Arthur Winfield Knight's Chapbook: CHAMPAGNE DAWNS.”









A Review of Arthur Winfield Knight's Chapbook: CHAMPAGNE DAWNS.”


by L. E. Bryan


In his opening poem, “A Simple Life,” Arthur Winfield Knight conveys an easy eloquence that threads its way throughout his latest chapbook, “Champagne Dawns.” His poetry transforms rituals and routine pleasures of everyday life such as walking his dog, Happy Hour at a local bar, or his wife bringing him coffee in bed into an equally relaxed and unadorned reality. Within that reality he also includes interweaving themes of love, desire and devotion. Knight welcomes the reader with understated words into an intimate world of joy and pain he shares with his wife and writing partner, Kit. Like scenery in a play, Knight's poetry is set against a West of the past and theever-changing West of today.

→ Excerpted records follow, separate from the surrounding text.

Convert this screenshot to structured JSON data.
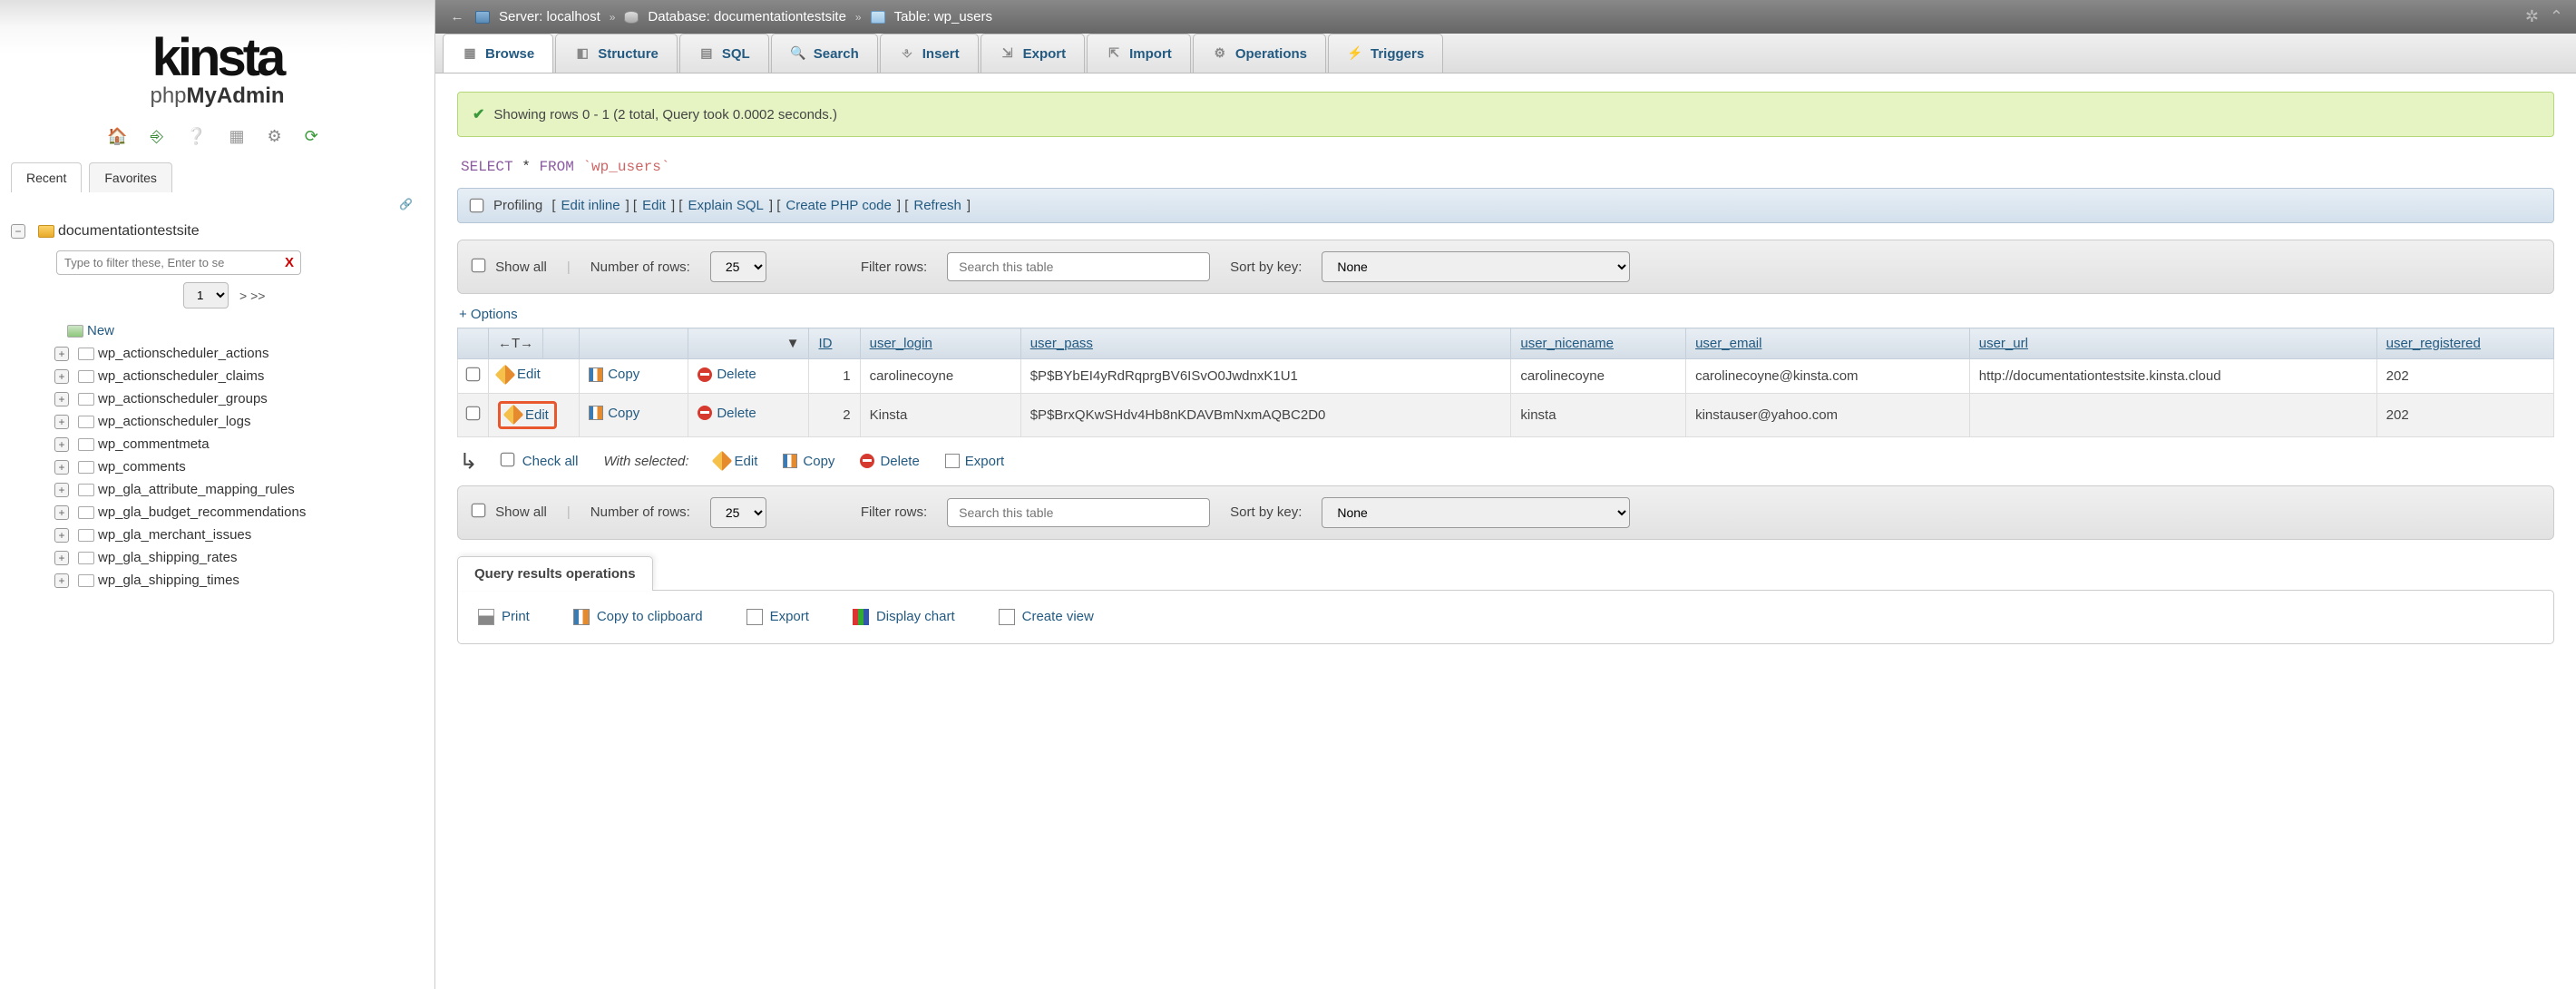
{
  "logo": {
    "line1": "kinsta",
    "line2_pre": "php",
    "line2_bold": "MyAdmin"
  },
  "sidebar": {
    "tabs": {
      "recent": "Recent",
      "favorites": "Favorites"
    },
    "db_name": "documentationtestsite",
    "filter_placeholder": "Type to filter these, Enter to se",
    "page": "1",
    "paging": "> >>",
    "new_label": "New",
    "tables": [
      "wp_actionscheduler_actions",
      "wp_actionscheduler_claims",
      "wp_actionscheduler_groups",
      "wp_actionscheduler_logs",
      "wp_commentmeta",
      "wp_comments",
      "wp_gla_attribute_mapping_rules",
      "wp_gla_budget_recommendations",
      "wp_gla_merchant_issues",
      "wp_gla_shipping_rates",
      "wp_gla_shipping_times"
    ]
  },
  "breadcrumb": {
    "server_lbl": "Server:",
    "server": "localhost",
    "db_lbl": "Database:",
    "db": "documentationtestsite",
    "table_lbl": "Table:",
    "table": "wp_users"
  },
  "maintabs": [
    "Browse",
    "Structure",
    "SQL",
    "Search",
    "Insert",
    "Export",
    "Import",
    "Operations",
    "Triggers"
  ],
  "success_msg": "Showing rows 0 - 1 (2 total, Query took 0.0002 seconds.)",
  "sql": {
    "select": "SELECT",
    "star": "*",
    "from": "FROM",
    "tbl": "`wp_users`"
  },
  "querybar": {
    "profiling": "Profiling",
    "edit_inline": "Edit inline",
    "edit": "Edit",
    "explain": "Explain SQL",
    "create_php": "Create PHP code",
    "refresh": "Refresh"
  },
  "controls": {
    "show_all": "Show all",
    "num_rows_lbl": "Number of rows:",
    "num_rows": "25",
    "filter_lbl": "Filter rows:",
    "filter_placeholder": "Search this table",
    "sort_lbl": "Sort by key:",
    "sort_val": "None"
  },
  "options_label": "+ Options",
  "columns": [
    "ID",
    "user_login",
    "user_pass",
    "user_nicename",
    "user_email",
    "user_url",
    "user_registered"
  ],
  "row_actions": {
    "edit": "Edit",
    "copy": "Copy",
    "delete": "Delete"
  },
  "rows": [
    {
      "id": "1",
      "user_login": "carolinecoyne",
      "user_pass": "$P$BYbEI4yRdRqprgBV6ISvO0JwdnxK1U1",
      "nicename": "carolinecoyne",
      "email": "carolinecoyne@kinsta.com",
      "url": "http://documentationtestsite.kinsta.cloud",
      "reg": "202"
    },
    {
      "id": "2",
      "user_login": "Kinsta",
      "user_pass": "$P$BrxQKwSHdv4Hb8nKDAVBmNxmAQBC2D0",
      "nicename": "kinsta",
      "email": "kinstauser@yahoo.com",
      "url": "",
      "reg": "202"
    }
  ],
  "bulk": {
    "check_all": "Check all",
    "with_selected": "With selected:",
    "edit": "Edit",
    "copy": "Copy",
    "delete": "Delete",
    "export": "Export"
  },
  "qro": {
    "title": "Query results operations",
    "print": "Print",
    "copy_clip": "Copy to clipboard",
    "export": "Export",
    "chart": "Display chart",
    "view": "Create view"
  }
}
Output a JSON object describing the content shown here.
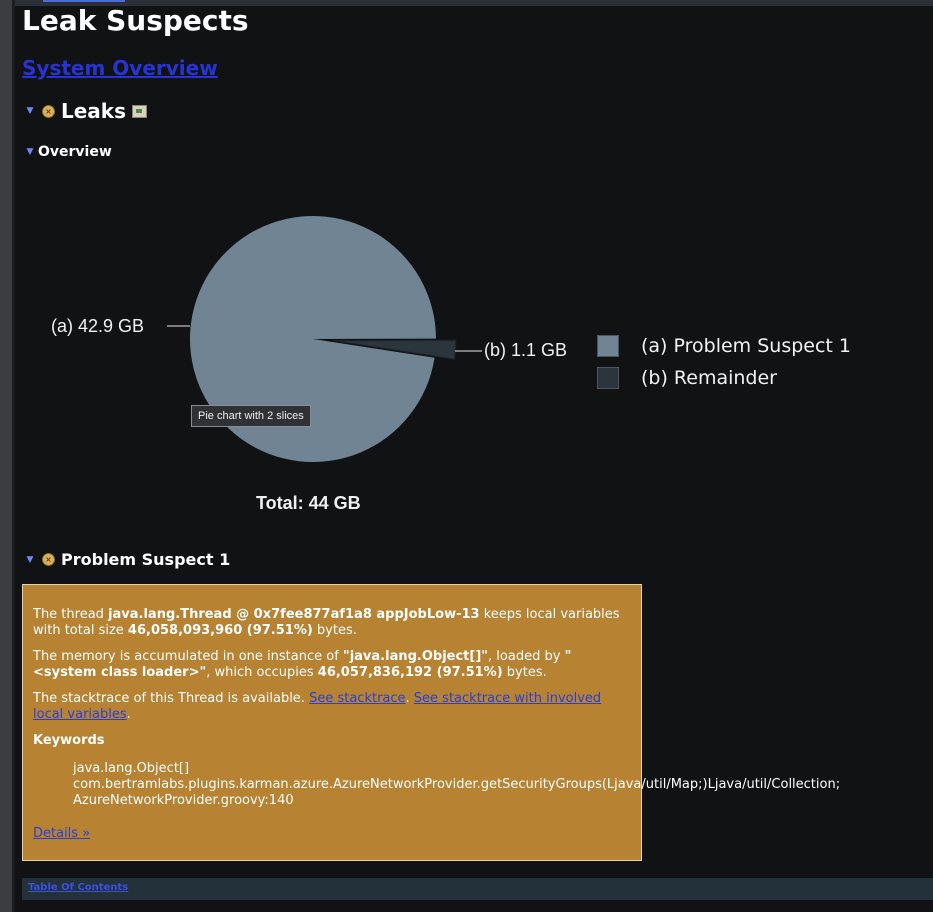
{
  "page": {
    "title": "Leak Suspects",
    "system_overview_link": "System Overview",
    "toc_link": "Table Of Contents"
  },
  "leaks_section": {
    "title": "Leaks",
    "icons": [
      "x-icon",
      "image-icon"
    ]
  },
  "overview_section": {
    "title": "Overview"
  },
  "colors": {
    "background": "#111214",
    "slice_a": "#708494",
    "slice_b": "#2c343c",
    "suspect_box": "#b88233",
    "link": "#2833d6"
  },
  "chart_data": {
    "type": "pie",
    "slices": [
      {
        "label": "(a)  42.9 GB",
        "value": 42.9,
        "legend": "(a)  Problem Suspect 1"
      },
      {
        "label": "(b)  1.1 GB",
        "value": 1.1,
        "legend": "(b)  Remainder"
      }
    ],
    "total": "Total: 44 GB",
    "tooltip": "Pie chart with 2 slices",
    "legend_position": "right"
  },
  "suspect": {
    "title": "Problem Suspect 1",
    "p1_a": "The thread ",
    "p1_thread": "java.lang.Thread @ 0x7fee877af1a8 appJobLow-13",
    "p1_b": " keeps local variables with total size ",
    "p1_size": "46,058,093,960 (97.51%)",
    "p1_c": " bytes.",
    "p2_a": "The memory is accumulated in one instance of ",
    "p2_class": "\"java.lang.Object[]\"",
    "p2_b": ", loaded by ",
    "p2_loader": "\"<system class loader>\"",
    "p2_c": ", which occupies ",
    "p2_size": "46,057,836,192 (97.51%)",
    "p2_d": " bytes.",
    "p3_a": "The stacktrace of this Thread is available. ",
    "p3_link1": "See stacktrace",
    "p3_b": ". ",
    "p3_link2": "See stacktrace with involved local variables",
    "p3_c": ".",
    "keywords_title": "Keywords",
    "keywords": [
      "java.lang.Object[]",
      "com.bertramlabs.plugins.karman.azure.AzureNetworkProvider.getSecurityGroups(Ljava/util/Map;)Ljava/util/Collection;",
      "AzureNetworkProvider.groovy:140"
    ],
    "details_link": "Details »"
  }
}
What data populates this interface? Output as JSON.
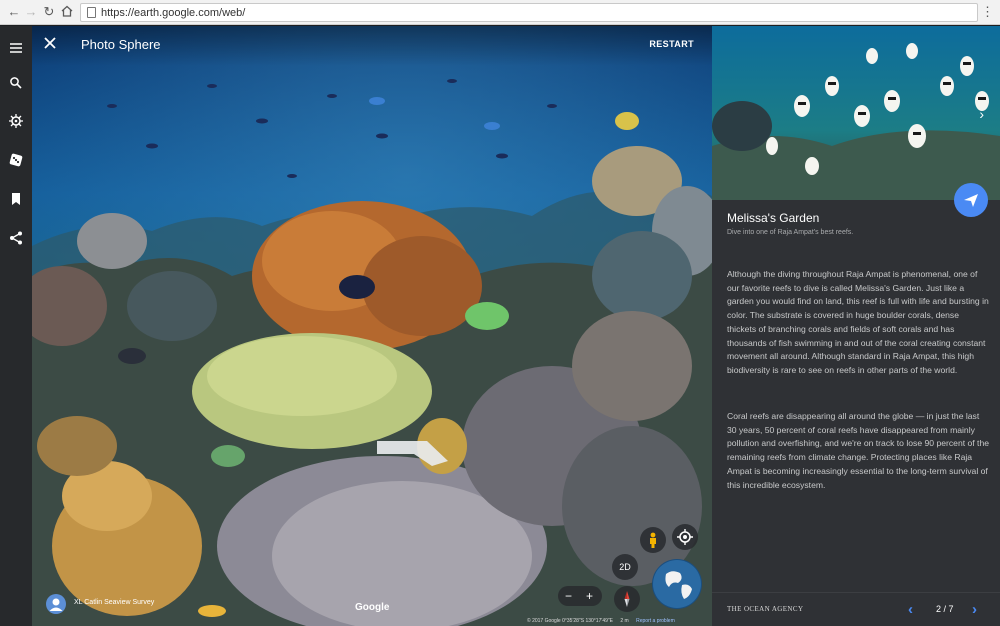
{
  "browser": {
    "url": "https://earth.google.com/web/",
    "back_icon": "arrow-back",
    "forward_icon": "arrow-forward",
    "reload_icon": "reload",
    "home_icon": "home",
    "menu_icon": "kebab-menu"
  },
  "rail": {
    "items": [
      {
        "icon": "hamburger-menu"
      },
      {
        "icon": "search"
      },
      {
        "icon": "voyager-wheel"
      },
      {
        "icon": "dice"
      },
      {
        "icon": "bookmark"
      },
      {
        "icon": "share"
      }
    ]
  },
  "viewer": {
    "title": "Photo Sphere",
    "restart_label": "RESTART",
    "attribution": "XL Catlin Seaview Survey",
    "google_logo": "Google",
    "copyright": "© 2017 Google",
    "coordinates": "0°35'28\"S 130°17'49\"E",
    "scale": "2 m",
    "report_label": "Report a problem",
    "twod_label": "2D",
    "zoom_out_label": "−",
    "zoom_in_label": "+"
  },
  "story": {
    "title": "Melissa's Garden",
    "subtitle": "Dive into one of Raja Ampat's best reefs.",
    "paragraphs": [
      "Although the diving throughout Raja Ampat is phenomenal, one of our favorite reefs to dive is called Melissa's Garden. Just like a garden you would find on land, this reef is full with life and bursting in color. The substrate is covered in huge boulder corals, dense thickets of branching corals and fields of soft corals and has thousands of fish swimming in and out of the coral creating constant movement all around. Although standard in Raja Ampat, this high biodiversity is rare to see on reefs in other parts of the world.",
      "Coral reefs are disappearing all around the globe — in just the last 30 years, 50 percent of coral reefs have disappeared from mainly pollution and overfishing, and we're on track to lose 90 percent of the remaining reefs from climate change. Protecting places like Raja Ampat is becoming increasingly essential to the long-term survival of this incredible ecosystem."
    ],
    "brand": "THE OCEAN AGENCY",
    "page_indicator": "2 / 7",
    "accent_color": "#4a8af4"
  }
}
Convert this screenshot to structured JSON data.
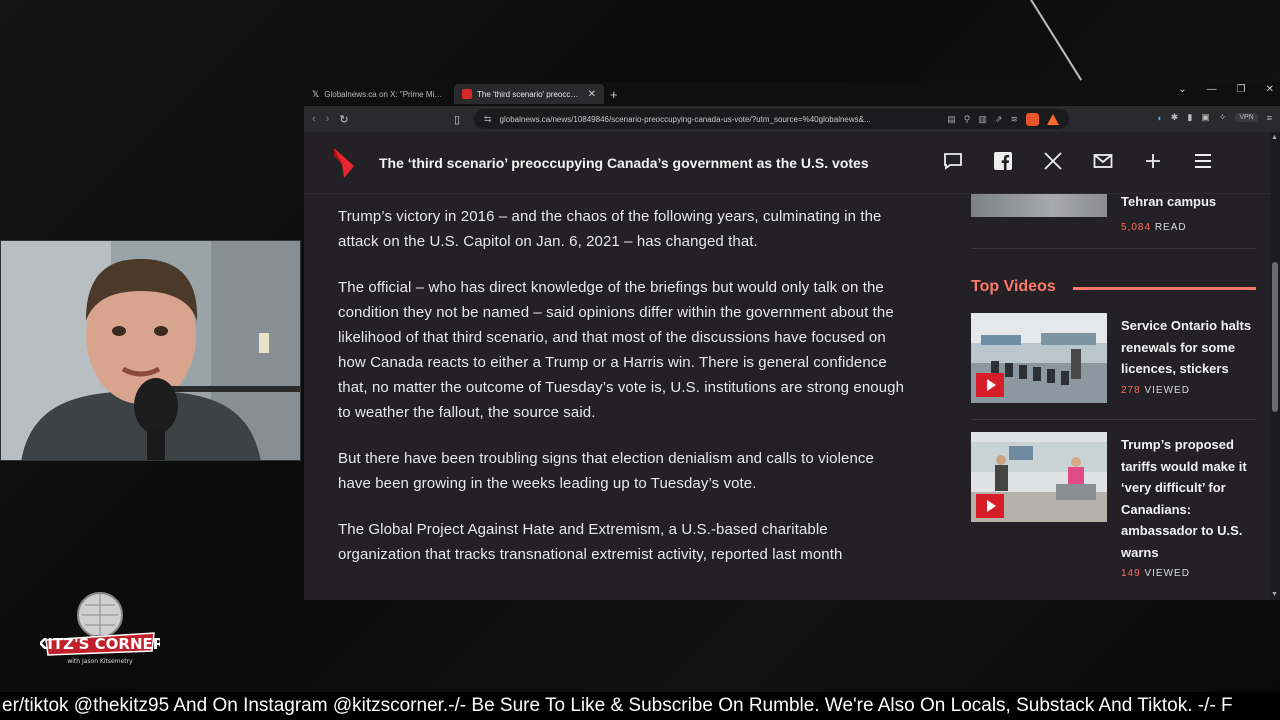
{
  "browser": {
    "tabs": [
      {
        "title": "Globalnews.ca on X: \"Prime Minister",
        "active": false,
        "favicon": "x-icon"
      },
      {
        "title": "The 'third scenario' preoccupyi",
        "active": true,
        "favicon": "global-news-icon"
      }
    ],
    "url": "globalnews.ca/news/10849846/scenario-preoccupying-canada-us-vote/?utm_source=%40globalnews&...",
    "vpn_label": "VPN"
  },
  "site": {
    "header_title": "The ‘third scenario’ preoccupying Canada’s government as the U.S. votes",
    "brand_color": "#e8262d"
  },
  "article": {
    "paragraphs": [
      "Trump’s victory in 2016 – and the chaos of the following years, culminating in the attack on the U.S. Capitol on Jan. 6, 2021 – has changed that.",
      "The official – who has direct knowledge of the briefings but would only talk on the condition they not be named – said opinions differ within the government about the likelihood of that third scenario, and that most of the discussions have focused on how Canada reacts to either a Trump or a Harris win. There is general confidence that, no matter the outcome of Tuesday’s vote is, U.S. institutions are strong enough to weather the fallout, the source said.",
      "But there have been troubling signs that election denialism and calls to violence have been growing in the weeks leading up to Tuesday’s vote.",
      "The Global Project Against Hate and Extremism, a U.S.-based charitable organization that tracks transnational extremist activity, reported last month"
    ]
  },
  "sidebar": {
    "top_story": {
      "title": "Tehran campus",
      "count": "5,084",
      "count_label": "READ"
    },
    "top_videos_heading": "Top Videos",
    "videos": [
      {
        "title": "Service Ontario halts renewals for some licences, stickers",
        "count": "278",
        "count_label": "VIEWED"
      },
      {
        "title": "Trump’s proposed tariffs would make it ‘very difficult’ for Canadians: ambassador to U.S. warns",
        "count": "149",
        "count_label": "VIEWED"
      }
    ]
  },
  "stream": {
    "logo_text": "KITZ'S CORNER",
    "logo_sub": "with Jason Kitsemetry",
    "ticker": "er/tiktok @thekitz95 And On Instagram @kitzscorner.-/- Be Sure To Like & Subscribe On Rumble. We're Also On Locals, Substack And Tiktok. -/- F"
  }
}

He evokes pain with casual lines in the poem, “FEBRUARY 1st, 12:01 A.M.”:“Thirty-eight years ago,/you were hit by a car/on a rainy January night./The doctors gave you a two percent chance/
to live.”


His poem, “ON THE ROAD, begins with a graphic leap into lust with the lines, “We don't make love/in Las Vegas,/ although I'm always hot on the road,” and halfway through the poem, “I have a hard-on/and the beginning/of a headache.”


Knight ends his chapbook by returning to its title, expressing love and devotion in the opening lines,
“I open a bottle of champagne/shortly before dawn./Kit and I drink it/from lead crystal glasses/as we watch the dark fade to amethyst.” He then closes both the poem and the book with acute observation: “Everything is different/but not much changes.”
Born in San Francisco, December 29, 1937, Arthur Winfield Knight grew up in Petaluma, California. He graduated from Santa Rosa Junior College with an A.A. Degree in 1958. While at San Francisco State College he received a B.A. in English in 1960, and an M.A. in Creative Writing in 1962. He taught English at University of Pennsylvania from 1966 to 1993. He also taught at San Francisco State University and has written for various California newspapers. On August 25, 19776, he married Kate Duell. They have a daughter.


Knight and his wife co-wrote, “A Marriage of Poets,”published in 1984. In his Western poetry chapbooks like, “Wanted!/Basically Tender,” “Outlaws,” and “Prairie Village, KS,” his novels, “Blue Skies Falling,” “Darkness Starts Up Where You Stand,” and “The Secret Life Of Jesse James,” also a nonfiction book titled “The Beat Vision,” as well as, his only play, “King Of The Beatniks,” Knight incorporates not only the West of today and yesterday, but, as its chronicler, the literary sensibilities of The Beat Movement, which had its Post-WW II beginnings during what was called the San Francisco Renaissance, and included writers such as Kenneth Rexroth, Jack Spicer, and Michael McClure.


Knight is currently adjunct professor at the University of San Francisco. He lives in Yerington, Nevada.